El paleontólogo de la Universidad de Bristol, Mike Benton, identifica en la revista Gondwana Research que los antepasados de los mamíferos y las aves se volvieron de sangre caliente al mismo tiempo, hace unos 250 millones de años, en una época en que la vida se estaba recuperando de la mayor extinción masiva de todos los tiempos.

 

La extinción masiva del Pérmico-Triásico mató hasta el 95% de la vida, y los pocos supervivientes se enfrentaron a un mundo turbulento, golpeado repetidamente por el calentamiento global y las crisis de acidificación de los océanos. Dos grupos principales de tetrápodos sobrevivieron, los sinápsidos y los arcosaurios, incluidos los antepasados de los mamíferos y las aves, respectivamente.

 

Los paleontólogos habían identificado indicios de sangre caliente, o técnicamente de endotermia, en estos supervivientes del Triásico. Más recientemente, han salido a la luz pruebas similares sobre el origen temprano de las plumas de los antepasados de los dinosaurios y las aves. Tanto en los sinápsidos como en los arcosaurios del Triásico, la estructura ósea muestra características de sangre caliente.
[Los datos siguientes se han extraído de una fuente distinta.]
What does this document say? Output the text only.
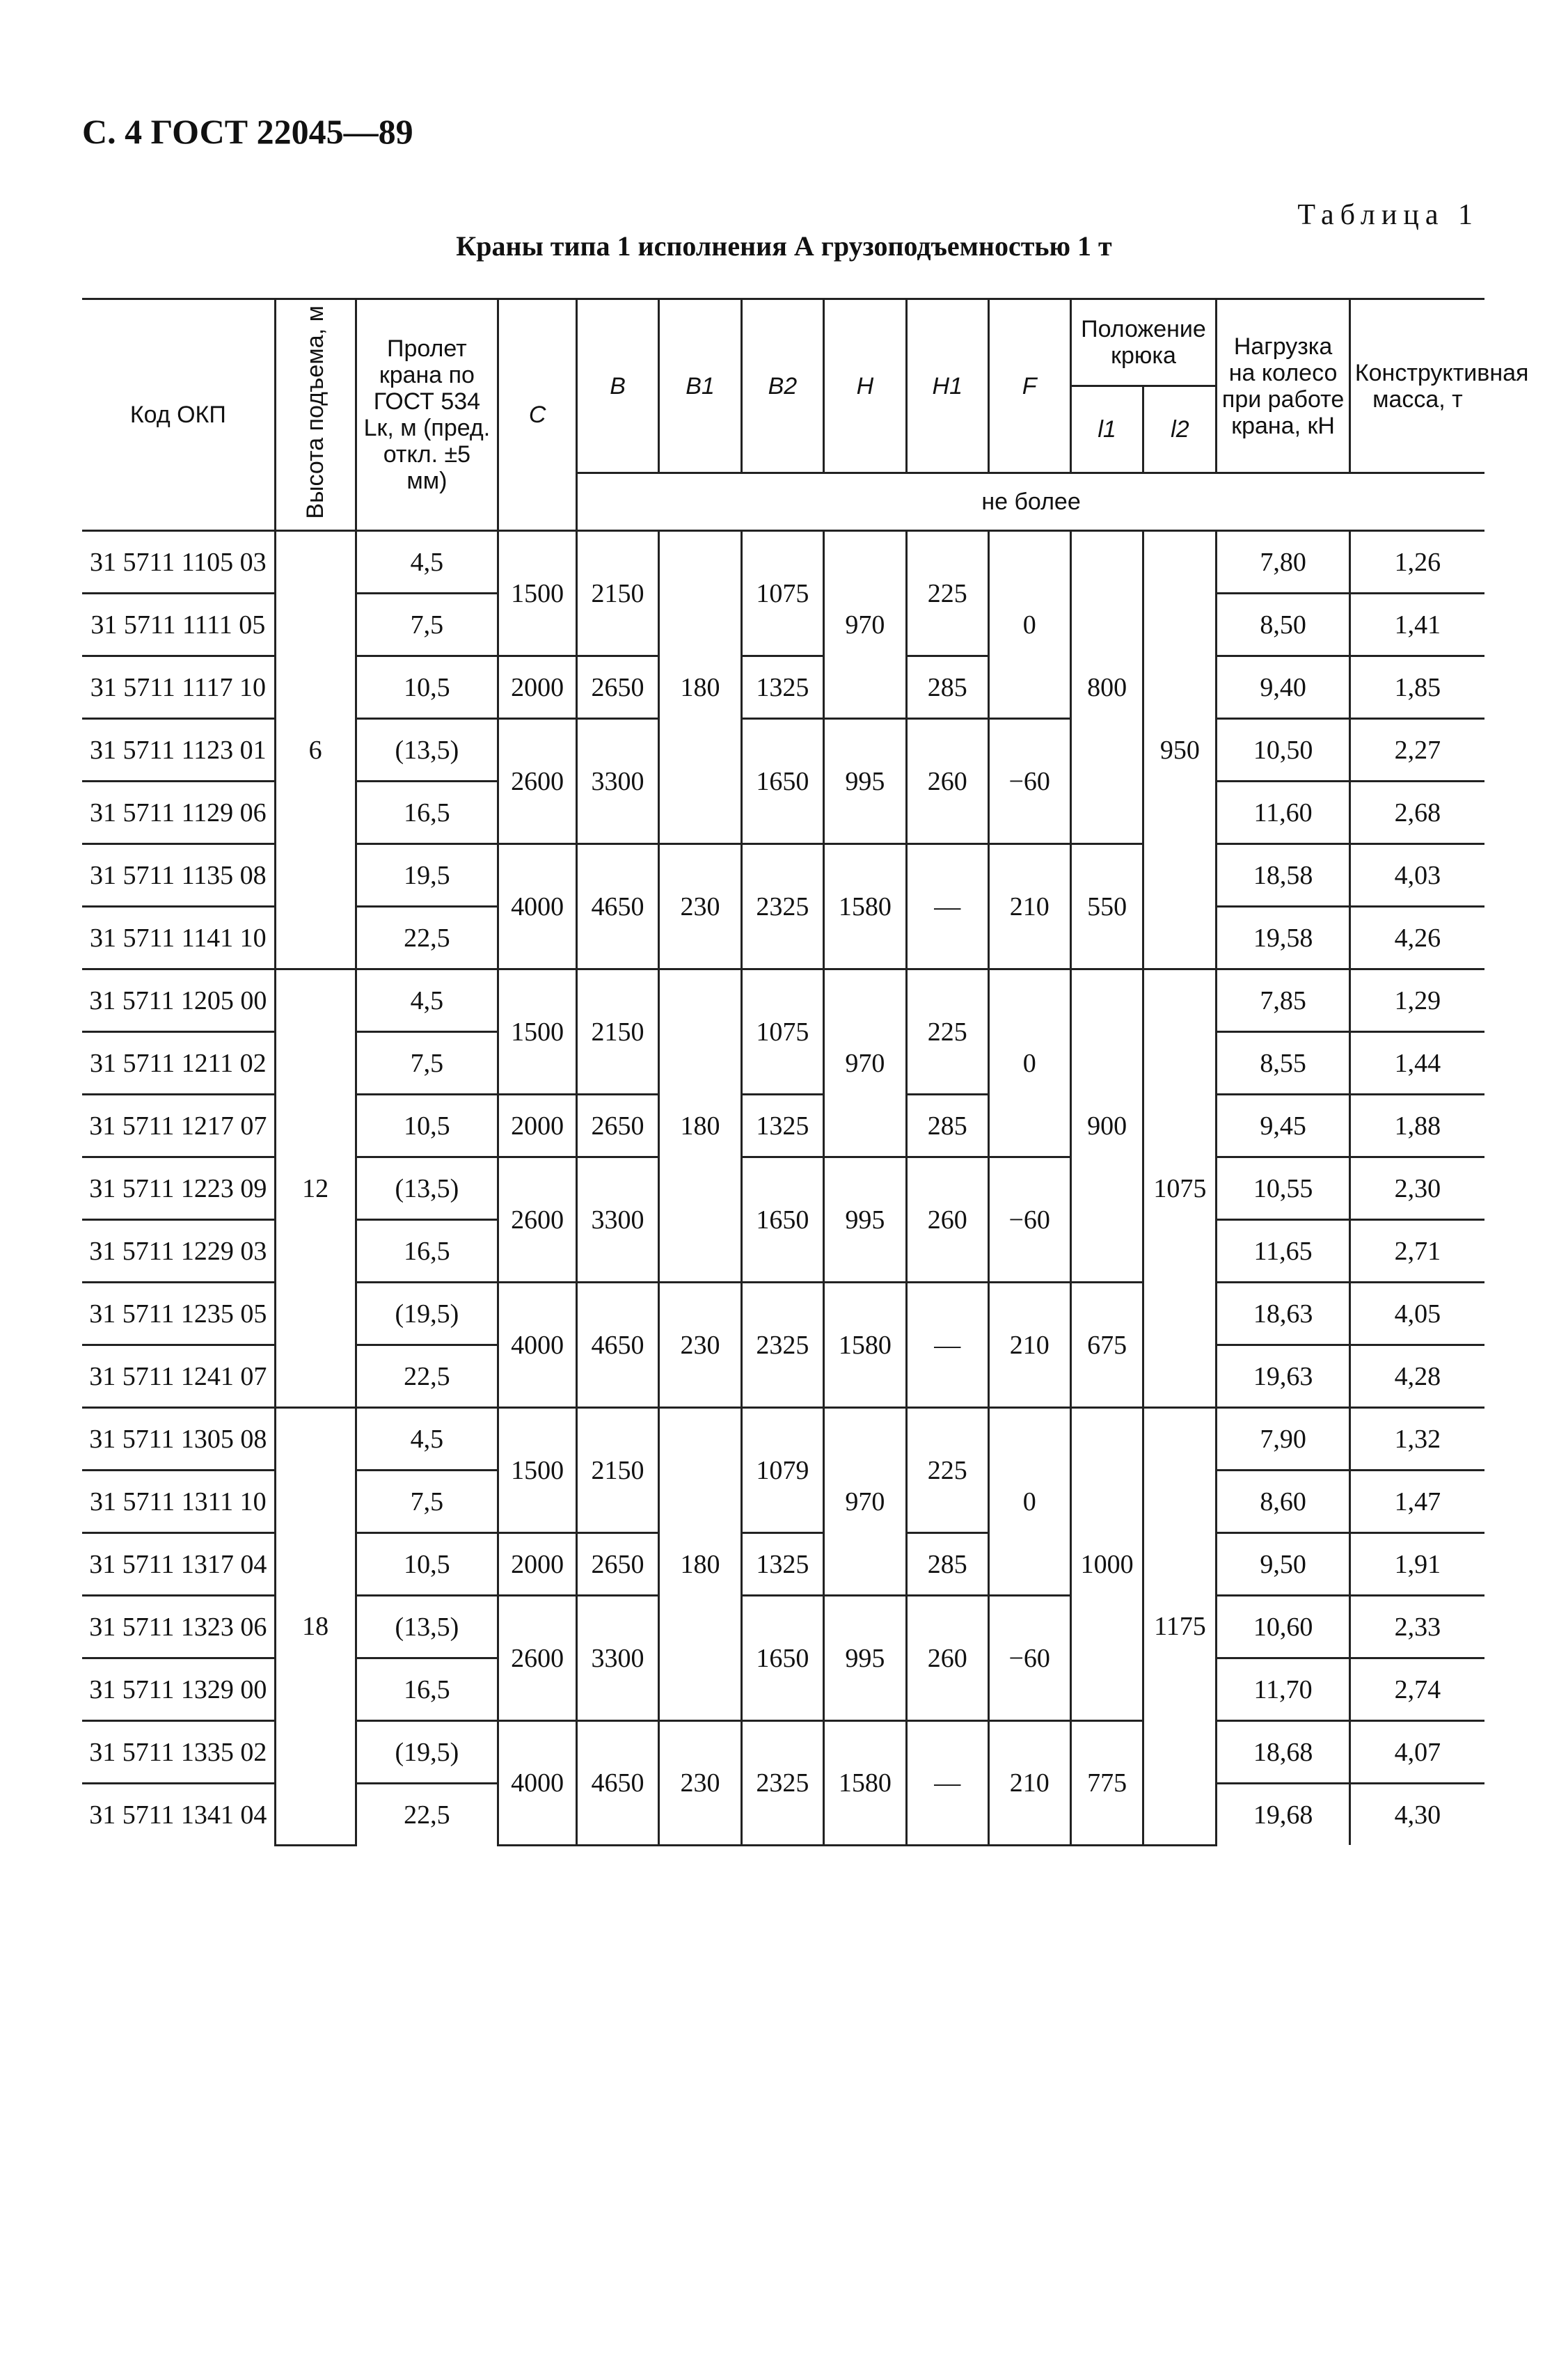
С. 4 ГОСТ 22045—89
Таблица 1
Краны типа 1 исполнения А грузоподъемностью 1 т
Код ОКП	Высота подъема, м	Пролет крана по ГОСТ 534 Lк, м (пред. откл. ±5 мм)	C	B	B1	B2	H	H1	F	Положение крюка		Нагрузка на колесо при работе крана, кН	Конструктивная масса, т
										l1	l2		
				не более									
31 5711 1105 03	6	4,5	1500	2150	180	1075	970	225	0	800	950	7,80	1,26
31 5711 1111 05		7,5										8,50	1,41
31 5711 1117 10		10,5	2000	2650		1325		285				9,40	1,85
31 5711 1123 01		(13,5)	2600	3300		1650	995	260	−60			10,50	2,27
31 5711 1129 06		16,5										11,60	2,68
31 5711 1135 08		19,5	4000	4650	230	2325	1580	—	210	550		18,58	4,03
31 5711 1141 10		22,5										19,58	4,26
31 5711 1205 00	12	4,5	1500	2150	180	1075	970	225	0	900	1075	7,85	1,29
31 5711 1211 02		7,5										8,55	1,44
31 5711 1217 07		10,5	2000	2650		1325		285				9,45	1,88
31 5711 1223 09		(13,5)	2600	3300		1650	995	260	−60			10,55	2,30
31 5711 1229 03		16,5										11,65	2,71
31 5711 1235 05		(19,5)	4000	4650	230	2325	1580	—	210	675		18,63	4,05
31 5711 1241 07		22,5										19,63	4,28
31 5711 1305 08	18	4,5	1500	2150	180	1079	970	225	0	1000	1175	7,90	1,32
31 5711 1311 10		7,5										8,60	1,47
31 5711 1317 04		10,5	2000	2650		1325		285				9,50	1,91
31 5711 1323 06		(13,5)	2600	3300		1650	995	260	−60			10,60	2,33
31 5711 1329 00		16,5										11,70	2,74
31 5711 1335 02		(19,5)	4000	4650	230	2325	1580	—	210	775		18,68	4,07
31 5711 1341 04		22,5										19,68	4,30
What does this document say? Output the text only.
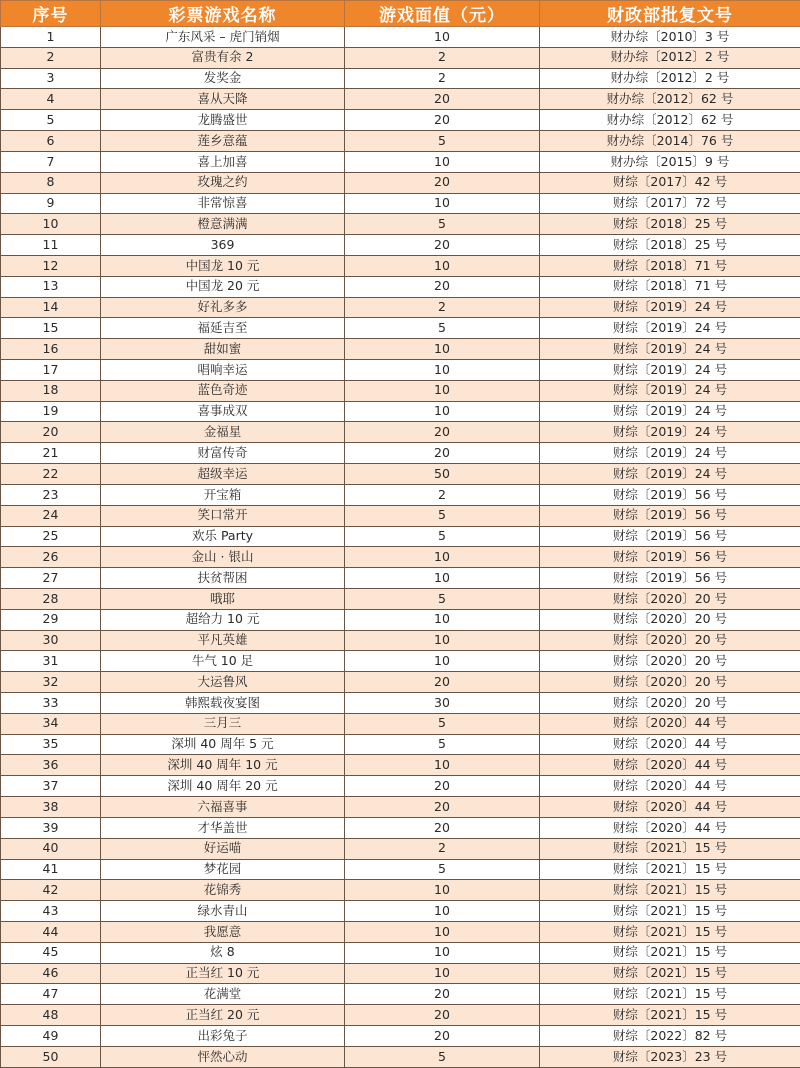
序号	彩票游戏名称	游戏面值（元）	财政部批复文号
1	广东风采 – 虎门销烟	10	财办综〔2010〕3 号
2	富贵有余 2	2	财办综〔2012〕2 号
3	发奖金	2	财办综〔2012〕2 号
4	喜从天降	20	财办综〔2012〕62 号
5	龙腾盛世	20	财办综〔2012〕62 号
6	莲乡意蕴	5	财办综〔2014〕76 号
7	喜上加喜	10	财办综〔2015〕9 号
8	玫瑰之约	20	财综〔2017〕42 号
9	非常惊喜	10	财综〔2017〕72 号
10	橙意满满	5	财综〔2018〕25 号
11	369	20	财综〔2018〕25 号
12	中国龙 10 元	10	财综〔2018〕71 号
13	中国龙 20 元	20	财综〔2018〕71 号
14	好礼多多	2	财综〔2019〕24 号
15	福延吉至	5	财综〔2019〕24 号
16	甜如蜜	10	财综〔2019〕24 号
17	唱响幸运	10	财综〔2019〕24 号
18	蓝色奇迹	10	财综〔2019〕24 号
19	喜事成双	10	财综〔2019〕24 号
20	金福星	20	财综〔2019〕24 号
21	财富传奇	20	财综〔2019〕24 号
22	超级幸运	50	财综〔2019〕24 号
23	开宝箱	2	财综〔2019〕56 号
24	笑口常开	5	财综〔2019〕56 号
25	欢乐 Party	5	财综〔2019〕56 号
26	金山 · 银山	10	财综〔2019〕56 号
27	扶贫帮困	10	财综〔2019〕56 号
28	哦耶	5	财综〔2020〕20 号
29	超给力 10 元	10	财综〔2020〕20 号
30	平凡英雄	10	财综〔2020〕20 号
31	牛气 10 足	10	财综〔2020〕20 号
32	大运鲁风	20	财综〔2020〕20 号
33	韩熙载夜宴图	30	财综〔2020〕20 号
34	三月三	5	财综〔2020〕44 号
35	深圳 40 周年 5 元	5	财综〔2020〕44 号
36	深圳 40 周年 10 元	10	财综〔2020〕44 号
37	深圳 40 周年 20 元	20	财综〔2020〕44 号
38	六福喜事	20	财综〔2020〕44 号
39	才华盖世	20	财综〔2020〕44 号
40	好运喵	2	财综〔2021〕15 号
41	梦花园	5	财综〔2021〕15 号
42	花锦秀	10	财综〔2021〕15 号
43	绿水青山	10	财综〔2021〕15 号
44	我愿意	10	财综〔2021〕15 号
45	炫 8	10	财综〔2021〕15 号
46	正当红 10 元	10	财综〔2021〕15 号
47	花满堂	20	财综〔2021〕15 号
48	正当红 20 元	20	财综〔2021〕15 号
49	出彩兔子	20	财综〔2022〕82 号
50	怦然心动	5	财综〔2023〕23 号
La evidencia de que los antepasados de los mamíferos tenían pelo desde el principio del Triásico se ha sospechado desde hace mucho tiempo, pero la sugerencia de que los arcosaurios tenían plumas desde hace 250 millones de años es nueva.

 

Pero en 2009 se encontró un fuerte indicio de este repentino origen de sangre caliente tanto en los sinápsidos como en los arcosaurios, exactamente en el momento de la extinción masiva del Pérmico-Triásico. Tai Kubo, entonces un estudiante que estudiaba la maestría en paleobiología en Bristol, y el profesor Benton identificaron que todos los tetrápodos de tamaño mediano y grande cambiaron su postura adoptando la de permanecer erguidos justo en el límite del Pérmico-Triásico.